The creation of the EDMO continues a wide-ranging anti-disinformation approach developed following lengthy discussions in late 2018. By June 2019 a world-leading code of practice had been agreed, now adhered to by a long list of technology companies including Google, Facebook, Twitter and TikTok. The result has been billions of actions taken against disinformation and policy breaches. There is still more to be done. One key step, proposed by academics such as Pomerantsev and envisaged by the EU, will be to allow all users to see who, or what, is sharing the things they see online: whether they are a bot rather than a real person, for instance, and whether they’re affiliated with a particular political party, government, or PR organisation. The lesson of media literacy classes -the quick assessment of online writers’ trustworthiness and intentions- will then be far easier to act upon.

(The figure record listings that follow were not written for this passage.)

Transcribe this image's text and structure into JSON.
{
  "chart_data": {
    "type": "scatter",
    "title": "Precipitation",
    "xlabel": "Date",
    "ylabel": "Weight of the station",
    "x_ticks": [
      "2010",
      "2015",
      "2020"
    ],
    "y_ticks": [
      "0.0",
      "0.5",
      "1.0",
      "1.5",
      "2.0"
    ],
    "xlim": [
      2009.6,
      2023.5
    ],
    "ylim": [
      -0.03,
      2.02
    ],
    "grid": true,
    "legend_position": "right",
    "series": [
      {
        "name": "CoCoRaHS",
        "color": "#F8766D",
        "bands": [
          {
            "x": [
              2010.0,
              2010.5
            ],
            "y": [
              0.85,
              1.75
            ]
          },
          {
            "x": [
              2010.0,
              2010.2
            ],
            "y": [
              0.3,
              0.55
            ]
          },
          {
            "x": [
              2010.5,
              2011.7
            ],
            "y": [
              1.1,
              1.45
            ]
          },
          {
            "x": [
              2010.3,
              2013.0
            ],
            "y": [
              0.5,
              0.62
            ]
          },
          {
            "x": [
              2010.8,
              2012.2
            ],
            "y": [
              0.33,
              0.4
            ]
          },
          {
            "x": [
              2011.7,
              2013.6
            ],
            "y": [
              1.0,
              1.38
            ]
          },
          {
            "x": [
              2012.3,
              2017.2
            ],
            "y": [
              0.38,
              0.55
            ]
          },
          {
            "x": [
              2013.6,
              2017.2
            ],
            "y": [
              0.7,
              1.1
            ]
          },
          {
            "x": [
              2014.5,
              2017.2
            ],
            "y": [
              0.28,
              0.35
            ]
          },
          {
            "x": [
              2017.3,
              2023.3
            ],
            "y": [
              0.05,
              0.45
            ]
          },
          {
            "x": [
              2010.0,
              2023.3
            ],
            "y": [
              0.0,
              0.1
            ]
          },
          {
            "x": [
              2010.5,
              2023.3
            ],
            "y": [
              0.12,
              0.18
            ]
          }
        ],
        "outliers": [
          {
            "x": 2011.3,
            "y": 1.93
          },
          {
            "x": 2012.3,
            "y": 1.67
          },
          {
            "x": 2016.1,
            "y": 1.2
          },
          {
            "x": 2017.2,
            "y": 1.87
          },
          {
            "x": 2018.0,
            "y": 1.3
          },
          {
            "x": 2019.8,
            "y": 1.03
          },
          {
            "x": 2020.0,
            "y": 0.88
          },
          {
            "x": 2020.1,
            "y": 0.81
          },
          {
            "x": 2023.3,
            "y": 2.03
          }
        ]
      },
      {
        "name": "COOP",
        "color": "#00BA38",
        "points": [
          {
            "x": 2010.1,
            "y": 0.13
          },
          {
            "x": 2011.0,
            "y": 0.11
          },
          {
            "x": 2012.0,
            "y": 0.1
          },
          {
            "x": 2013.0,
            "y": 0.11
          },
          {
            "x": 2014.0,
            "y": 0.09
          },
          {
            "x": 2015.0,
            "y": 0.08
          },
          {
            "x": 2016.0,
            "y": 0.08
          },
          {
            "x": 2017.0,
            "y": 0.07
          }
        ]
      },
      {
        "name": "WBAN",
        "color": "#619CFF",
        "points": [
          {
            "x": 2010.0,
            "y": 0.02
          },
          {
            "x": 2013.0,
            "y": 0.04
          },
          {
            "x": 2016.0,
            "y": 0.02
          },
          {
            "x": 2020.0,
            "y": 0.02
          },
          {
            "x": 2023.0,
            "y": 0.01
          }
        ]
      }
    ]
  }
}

In the meantime, as the panellists at the EYE discussion were quick to emphasise, individuals can check things that seem suspicious thanks to a host of fact-checking organisations, easily searchable in their. Most people already find themselves having to do this often: the most recent Eurobarometer, the annual EU-wide poll of citizens’ experiences and attitudes, found that 71% of respondents encountered news they recognised as fake at least several times a month. They can also, as UNESCO suggests, join the fact-checking movement themselves.
This topic was discussed in the EYE Online session 'Dealing with news: How do we know what is true in this chaotic mediascape?'. Hosted by Niko Efstathiou, the session featured three speakers: Irena Joveva, of the European Parliament; Jesse Evers of DROG; and Juliane von Reppert-Bismarck, the founder of Lie Detectors.